The colleague in turn forwarded via email the offending document to the now ex Employee – who rightly had cause for a lengthy and expensive legal case.   The legal ambiguity of HR policy aside.  What I noticed was how thin the real governance and policies and technical solutions for dealing with document classification and Most Confidentiality.

Where to start to put some controls in place?

The is some sort of standard i.e. ISO 27001 but it does not prescribe to the levels what are the classifications. This of course should be down to your organization or even better industry standard.

i.e.

  • Confidential – Highest confidentiality level
  • Restricted – Medium confidentiality level
  • Internal use – Lowest level of confidentiality
  • Public  – Everyone can see / view the information

Once we have that information policy in place we have to look how we can use technology to implement a usable and secure Solution.

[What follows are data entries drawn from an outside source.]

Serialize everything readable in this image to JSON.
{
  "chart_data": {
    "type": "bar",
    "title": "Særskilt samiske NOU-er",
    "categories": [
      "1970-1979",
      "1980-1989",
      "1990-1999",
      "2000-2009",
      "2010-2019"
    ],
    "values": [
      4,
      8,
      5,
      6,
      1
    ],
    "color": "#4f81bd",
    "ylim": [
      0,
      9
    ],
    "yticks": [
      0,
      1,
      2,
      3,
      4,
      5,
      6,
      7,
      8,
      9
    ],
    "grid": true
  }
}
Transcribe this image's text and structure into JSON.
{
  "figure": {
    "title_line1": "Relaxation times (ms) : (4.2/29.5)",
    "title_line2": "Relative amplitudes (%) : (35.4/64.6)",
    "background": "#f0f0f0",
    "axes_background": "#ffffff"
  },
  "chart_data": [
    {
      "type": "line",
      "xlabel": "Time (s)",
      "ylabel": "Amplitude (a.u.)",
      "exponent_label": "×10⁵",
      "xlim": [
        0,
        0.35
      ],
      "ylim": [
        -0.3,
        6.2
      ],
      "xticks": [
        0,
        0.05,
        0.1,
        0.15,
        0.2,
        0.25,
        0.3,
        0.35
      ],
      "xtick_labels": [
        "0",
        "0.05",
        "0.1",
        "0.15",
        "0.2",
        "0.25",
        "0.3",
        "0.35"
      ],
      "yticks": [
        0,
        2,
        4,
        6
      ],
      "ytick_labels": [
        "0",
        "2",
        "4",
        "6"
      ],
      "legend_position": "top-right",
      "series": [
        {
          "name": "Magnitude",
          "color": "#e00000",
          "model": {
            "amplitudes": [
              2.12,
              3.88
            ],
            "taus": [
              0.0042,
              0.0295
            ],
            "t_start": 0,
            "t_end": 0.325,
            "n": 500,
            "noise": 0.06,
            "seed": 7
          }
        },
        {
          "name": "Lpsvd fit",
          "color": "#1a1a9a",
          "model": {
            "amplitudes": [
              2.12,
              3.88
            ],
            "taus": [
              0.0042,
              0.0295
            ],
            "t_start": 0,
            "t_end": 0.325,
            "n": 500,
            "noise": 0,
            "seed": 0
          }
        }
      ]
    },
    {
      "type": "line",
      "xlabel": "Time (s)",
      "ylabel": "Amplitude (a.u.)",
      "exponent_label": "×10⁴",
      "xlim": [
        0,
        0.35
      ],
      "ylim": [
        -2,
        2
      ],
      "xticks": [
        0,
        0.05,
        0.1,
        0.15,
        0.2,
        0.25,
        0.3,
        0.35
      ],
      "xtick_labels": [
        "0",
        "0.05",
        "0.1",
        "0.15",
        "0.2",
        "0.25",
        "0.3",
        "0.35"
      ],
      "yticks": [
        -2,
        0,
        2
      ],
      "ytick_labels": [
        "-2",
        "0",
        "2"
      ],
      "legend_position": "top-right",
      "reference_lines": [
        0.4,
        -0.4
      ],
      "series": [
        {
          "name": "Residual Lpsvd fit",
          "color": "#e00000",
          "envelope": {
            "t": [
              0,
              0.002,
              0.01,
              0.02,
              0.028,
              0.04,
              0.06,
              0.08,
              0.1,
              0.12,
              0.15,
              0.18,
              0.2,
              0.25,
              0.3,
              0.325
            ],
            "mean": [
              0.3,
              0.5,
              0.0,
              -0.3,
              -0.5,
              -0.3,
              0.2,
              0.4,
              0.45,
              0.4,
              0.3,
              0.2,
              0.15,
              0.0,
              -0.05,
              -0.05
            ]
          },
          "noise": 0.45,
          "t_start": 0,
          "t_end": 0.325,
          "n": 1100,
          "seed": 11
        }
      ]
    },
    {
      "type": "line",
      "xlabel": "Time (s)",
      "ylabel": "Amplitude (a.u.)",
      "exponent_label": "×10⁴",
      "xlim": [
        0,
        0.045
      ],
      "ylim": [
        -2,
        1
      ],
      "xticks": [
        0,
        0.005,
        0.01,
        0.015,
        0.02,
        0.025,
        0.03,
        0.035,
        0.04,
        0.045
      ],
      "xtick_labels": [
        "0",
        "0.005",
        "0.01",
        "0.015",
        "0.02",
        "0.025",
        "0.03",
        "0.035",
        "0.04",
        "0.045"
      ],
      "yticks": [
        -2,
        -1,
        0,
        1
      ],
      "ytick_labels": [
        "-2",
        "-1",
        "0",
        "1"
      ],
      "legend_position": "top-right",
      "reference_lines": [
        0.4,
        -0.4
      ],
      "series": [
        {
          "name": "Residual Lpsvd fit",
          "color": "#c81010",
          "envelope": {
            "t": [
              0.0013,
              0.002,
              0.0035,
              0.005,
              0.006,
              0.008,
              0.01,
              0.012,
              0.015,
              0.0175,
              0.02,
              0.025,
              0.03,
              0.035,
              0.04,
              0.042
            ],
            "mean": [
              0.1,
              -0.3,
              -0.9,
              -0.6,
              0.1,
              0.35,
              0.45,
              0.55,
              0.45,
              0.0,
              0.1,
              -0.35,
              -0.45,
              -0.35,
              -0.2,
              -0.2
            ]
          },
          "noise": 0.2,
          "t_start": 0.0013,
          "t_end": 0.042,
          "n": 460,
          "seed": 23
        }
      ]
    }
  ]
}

For instance using Active Directory Rights Management Service (ADRMS).

Some nasty gotcha’s.

If you are dealing with Most Confidential have a think about the following conditions:-

Is the data on the same database server? i.e. your default SharePoint Server Farm? This opens us a potential threat that users can get to the data. I.e. using Data Extraction Techniques  / Data Recovery tools.  For example:-

https://spdbfextractor.codeplex.com/

What about Isolation? Should there be a completely separate Server Farm?

Who has access to the servers? Does Support have access? How is this governed?

Who has access to the Service Accounts?

How is that Server Supported and Patched?

What I am trying to say is, it’s a bit like anti theft devices on your car.  You cannot really stop someone breaking into your car, but hopefully you can make the process more difficult so has not to be easy.